Most septic patients are initially encountered in the emergency department where sepsis recognition is often delayed, in part due to the lack of effective biomarkers. This study evaluated the diagnostic accuracy of peripheral blood monocyte distribution width alone and in combination with WBC count for early sepsis detection in the emergency department.

DESIGN:

An Institutional Review Board approved, blinded, observational, prospective cohort study conducted between April 2017 and January 2018.

SETTING:

Subjects were enrolled from emergency departments at three U.S. academic centers.

PATIENTS:

Adult patients, 18-89 years, with complete blood count performed upon presentation to the emergency department, and who remained hospitalized for at least 12 hours. A total of 2,212 patients were screened, of whom 2,158 subjects were enrolled and categorized per Sepsis-2 criteria, such as controls (n = 1,088), systemic inflammatory response syndrome (n = 441), infection (n = 244), and sepsis (n = 385), and Sepsis-3 criteria, such as control (n = 1,529), infection (n = 386), and sepsis (n = 243).

INTERVENTIONS:

The primary outcome determined whether an monocyte distribution width of greater than 20.0 U, alone or in combination with WBC, improves early sepsis detection by Sepsis-2 criteria. Secondary endpoints determined monocyte distribution width performance for Sepsis-3 detection.

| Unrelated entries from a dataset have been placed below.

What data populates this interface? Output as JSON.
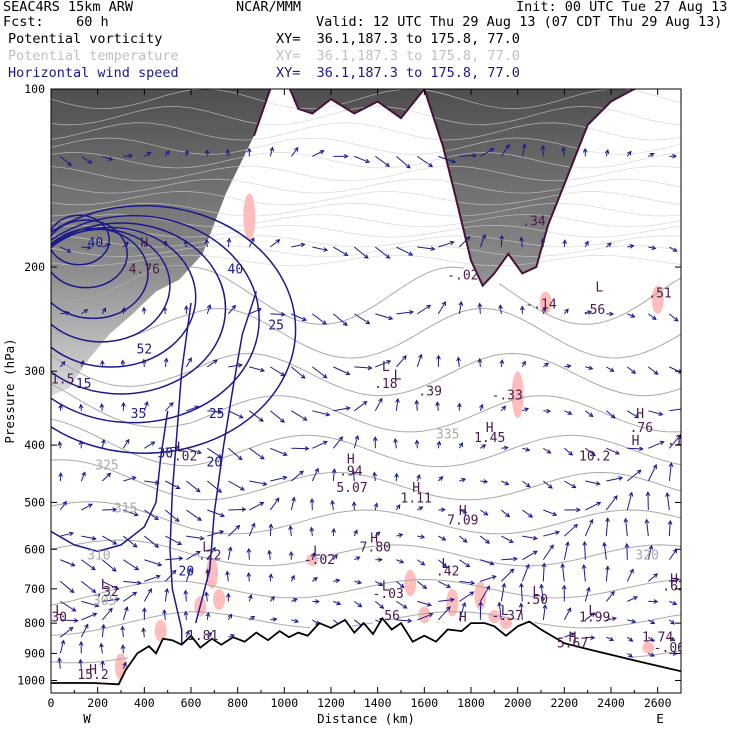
{
  "header": {
    "model": "SEAC4RS 15km ARW",
    "forecast": "Fcst:    60 h",
    "center": "NCAR/MMM",
    "init": "Init: 00 UTC Tue 27 Aug 13",
    "valid": "Valid: 12 UTC Thu 29 Aug 13 (07 CDT Thu 29 Aug 13)"
  },
  "fields": [
    {
      "name": "Potential vorticity",
      "xy": "XY=  36.1,187.3 to 175.8, 77.0",
      "color": "#000000"
    },
    {
      "name": "Potential temperature",
      "xy": "XY=  36.1,187.3 to 175.8, 77.0",
      "color": "#bfbfbf"
    },
    {
      "name": "Horizontal wind speed",
      "xy": "XY=  36.1,187.3 to 175.8, 77.0",
      "color": "#1a1a8c"
    }
  ],
  "chart_data": {
    "type": "cross-section",
    "xlabel": "Distance (km)",
    "ylabel": "Pressure (hPa)",
    "xlim": [
      0,
      2700
    ],
    "ylim": [
      1050,
      100
    ],
    "x_ticks": [
      "0",
      "200",
      "400",
      "600",
      "800",
      "1000",
      "1200",
      "1400",
      "1600",
      "1800",
      "2000",
      "2200",
      "2400",
      "2600"
    ],
    "y_ticks": [
      "100",
      "200",
      "300",
      "400",
      "500",
      "600",
      "700",
      "800",
      "900",
      "1000"
    ],
    "end_labels": [
      "W",
      "E"
    ],
    "colors": {
      "wind": "#1a1a8c",
      "theta": "#a9a9a9",
      "pv": "#ffb6b6",
      "pv_dark": "#555555",
      "terrain": "#000000",
      "tropopause": "#4b0f3c",
      "label": "#4a1a4a"
    },
    "theta_labels": [
      {
        "text": "305",
        "x": 230,
        "p": 745
      },
      {
        "text": "310",
        "x": 205,
        "p": 625
      },
      {
        "text": "315",
        "x": 320,
        "p": 520
      },
      {
        "text": "320",
        "x": 2555,
        "p": 625
      },
      {
        "text": "325",
        "x": 240,
        "p": 440
      },
      {
        "text": "335",
        "x": 1700,
        "p": 390
      }
    ],
    "wind_labels": [
      {
        "text": "40",
        "x": 190,
        "p": 185
      },
      {
        "text": "40",
        "x": 790,
        "p": 205
      },
      {
        "text": "52",
        "x": 400,
        "p": 280
      },
      {
        "text": "35",
        "x": 375,
        "p": 360
      },
      {
        "text": "25",
        "x": 965,
        "p": 255
      },
      {
        "text": "25",
        "x": 710,
        "p": 360
      },
      {
        "text": "20",
        "x": 700,
        "p": 435
      },
      {
        "text": "30",
        "x": 490,
        "p": 420
      },
      {
        "text": "20",
        "x": 580,
        "p": 665
      },
      {
        "text": "15",
        "x": 140,
        "p": 320
      }
    ],
    "hl_markers": [
      {
        "text": "H",
        "x": 400,
        "p": 185
      },
      {
        "text": "L",
        "x": 555,
        "p": 410
      },
      {
        "text": "H",
        "x": 1285,
        "p": 430
      },
      {
        "text": "H",
        "x": 1565,
        "p": 480
      },
      {
        "text": "H",
        "x": 1765,
        "p": 525
      },
      {
        "text": "H",
        "x": 1385,
        "p": 585
      },
      {
        "text": "L",
        "x": 665,
        "p": 605
      },
      {
        "text": "L",
        "x": 1140,
        "p": 615
      },
      {
        "text": "L",
        "x": 1690,
        "p": 645
      },
      {
        "text": "H",
        "x": 2670,
        "p": 685
      },
      {
        "text": "L",
        "x": 230,
        "p": 700
      },
      {
        "text": "L",
        "x": 1435,
        "p": 705
      },
      {
        "text": "L",
        "x": 2080,
        "p": 720
      },
      {
        "text": "L",
        "x": 35,
        "p": 775
      },
      {
        "text": "L",
        "x": 1945,
        "p": 775
      },
      {
        "text": "L",
        "x": 2320,
        "p": 775
      },
      {
        "text": "H",
        "x": 1765,
        "p": 795
      },
      {
        "text": "H",
        "x": 2235,
        "p": 860
      },
      {
        "text": "H",
        "x": 180,
        "p": 975
      },
      {
        "text": "L",
        "x": 1485,
        "p": 310
      },
      {
        "text": "H",
        "x": 1880,
        "p": 380
      },
      {
        "text": "L",
        "x": 1435,
        "p": 300
      },
      {
        "text": "L",
        "x": 2350,
        "p": 220
      },
      {
        "text": "H",
        "x": 2505,
        "p": 400
      },
      {
        "text": "H",
        "x": 2525,
        "p": 360
      }
    ],
    "pv_values": [
      {
        "text": "4.76",
        "x": 400,
        "p": 205
      },
      {
        "text": "-.02",
        "x": 560,
        "p": 425
      },
      {
        "text": ".94",
        "x": 1285,
        "p": 450
      },
      {
        "text": "5.07",
        "x": 1290,
        "p": 480
      },
      {
        "text": "1.11",
        "x": 1565,
        "p": 500
      },
      {
        "text": "7.09",
        "x": 1765,
        "p": 545
      },
      {
        "text": "7.80",
        "x": 1390,
        "p": 605
      },
      {
        "text": ".22",
        "x": 680,
        "p": 625
      },
      {
        "text": "-.02",
        "x": 1150,
        "p": 635
      },
      {
        "text": ".42",
        "x": 1700,
        "p": 665
      },
      {
        "text": ".62",
        "x": 2670,
        "p": 705
      },
      {
        "text": ".32",
        "x": 240,
        "p": 720
      },
      {
        "text": "-.03",
        "x": 1445,
        "p": 725
      },
      {
        "text": ".50",
        "x": 2080,
        "p": 742
      },
      {
        "text": "30",
        "x": 35,
        "p": 795
      },
      {
        "text": "1.99",
        "x": 2330,
        "p": 795
      },
      {
        "text": ".56",
        "x": 1445,
        "p": 790
      },
      {
        "text": "-.37",
        "x": 1955,
        "p": 790
      },
      {
        "text": "1.81",
        "x": 650,
        "p": 855
      },
      {
        "text": "1.74",
        "x": 2600,
        "p": 860
      },
      {
        "text": "-.06",
        "x": 2650,
        "p": 895
      },
      {
        "text": "5.67",
        "x": 2235,
        "p": 880
      },
      {
        "text": "15.2",
        "x": 180,
        "p": 995
      },
      {
        "text": "1.45",
        "x": 1880,
        "p": 395
      },
      {
        "text": "10.2",
        "x": 2330,
        "p": 425
      },
      {
        "text": ".18",
        "x": 1435,
        "p": 320
      },
      {
        "text": ".39",
        "x": 1625,
        "p": 330
      },
      {
        "text": "-.33",
        "x": 1955,
        "p": 335
      },
      {
        "text": "-.02",
        "x": 1765,
        "p": 210
      },
      {
        "text": "-.14",
        "x": 2100,
        "p": 235
      },
      {
        "text": ".56",
        "x": 2325,
        "p": 240
      },
      {
        "text": ".34",
        "x": 2070,
        "p": 170
      },
      {
        "text": ".51",
        "x": 2610,
        "p": 225
      },
      {
        "text": ".76",
        "x": 2530,
        "p": 380
      },
      {
        "text": ".13",
        "x": 2690,
        "p": 400
      },
      {
        "text": "1.5",
        "x": 50,
        "p": 315
      }
    ],
    "terrain": [
      [
        0,
        1010
      ],
      [
        180,
        1010
      ],
      [
        290,
        1015
      ],
      [
        320,
        960
      ],
      [
        370,
        900
      ],
      [
        420,
        875
      ],
      [
        450,
        900
      ],
      [
        480,
        850
      ],
      [
        520,
        855
      ],
      [
        560,
        870
      ],
      [
        600,
        840
      ],
      [
        640,
        880
      ],
      [
        690,
        850
      ],
      [
        730,
        870
      ],
      [
        780,
        845
      ],
      [
        830,
        860
      ],
      [
        880,
        830
      ],
      [
        930,
        855
      ],
      [
        980,
        825
      ],
      [
        1020,
        845
      ],
      [
        1060,
        830
      ],
      [
        1100,
        840
      ],
      [
        1150,
        800
      ],
      [
        1200,
        815
      ],
      [
        1260,
        790
      ],
      [
        1300,
        830
      ],
      [
        1340,
        800
      ],
      [
        1380,
        835
      ],
      [
        1420,
        785
      ],
      [
        1460,
        820
      ],
      [
        1500,
        800
      ],
      [
        1550,
        860
      ],
      [
        1600,
        840
      ],
      [
        1650,
        860
      ],
      [
        1700,
        820
      ],
      [
        1760,
        825
      ],
      [
        1800,
        800
      ],
      [
        1860,
        800
      ],
      [
        1900,
        810
      ],
      [
        1950,
        840
      ],
      [
        2000,
        810
      ],
      [
        2050,
        795
      ],
      [
        2100,
        820
      ],
      [
        2200,
        865
      ],
      [
        2300,
        885
      ],
      [
        2400,
        905
      ],
      [
        2500,
        925
      ],
      [
        2600,
        945
      ],
      [
        2700,
        965
      ]
    ],
    "tropopause": [
      [
        870,
        120
      ],
      [
        940,
        100
      ],
      [
        1000,
        95
      ],
      [
        1060,
        108
      ],
      [
        1120,
        110
      ],
      [
        1200,
        104
      ],
      [
        1300,
        110
      ],
      [
        1400,
        105
      ],
      [
        1500,
        112
      ],
      [
        1600,
        100
      ],
      [
        1680,
        125
      ],
      [
        1730,
        150
      ],
      [
        1800,
        195
      ],
      [
        1850,
        215
      ],
      [
        1900,
        205
      ],
      [
        1960,
        190
      ],
      [
        2020,
        205
      ],
      [
        2080,
        200
      ],
      [
        2130,
        170
      ],
      [
        2200,
        145
      ],
      [
        2300,
        115
      ],
      [
        2400,
        105
      ],
      [
        2500,
        100
      ],
      [
        2600,
        98
      ],
      [
        2700,
        95
      ]
    ]
  }
}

MEASUREMENTS AND MAIN RESULTS:

Monocyte distribution width greater than 20.0 U distinguished sepsis from all other conditions based on either Sepsis-2 criteria (area under the curve, 0.79; 95% CI, 0.76-0.82) or Sepsis-3 criteria (area under the curve, 0.73; 95% CI, 0.69-0.76). The negative predictive values for monocyte distribution width less than or equal to 20 U for Sepsis-2 and Sepsis-3 were 93% and 94%, respectively. Monocyte distribution width greater than 20.0 U combined with an abnormal WBC further improved Sepsis-2 detection (area under the curve, 0.85; 95% CI, 0.83-0.88) and as reflected by likelihood ratio and added value analyses. Normal WBC and monocyte distribution width inferred a six-fold lower sepsis probability.

CONCLUSIONS:

An monocyte distribution width value of greater than 20.0 U is effective for sepsis detection, based on either Sepsis-2 criteria or Sepsis-3 criteria, during the initial emergency department encounter. In tandem with WBC, monocyte distribution width is further predicted to enhance medical decision making during early sepsis management in the emergency department.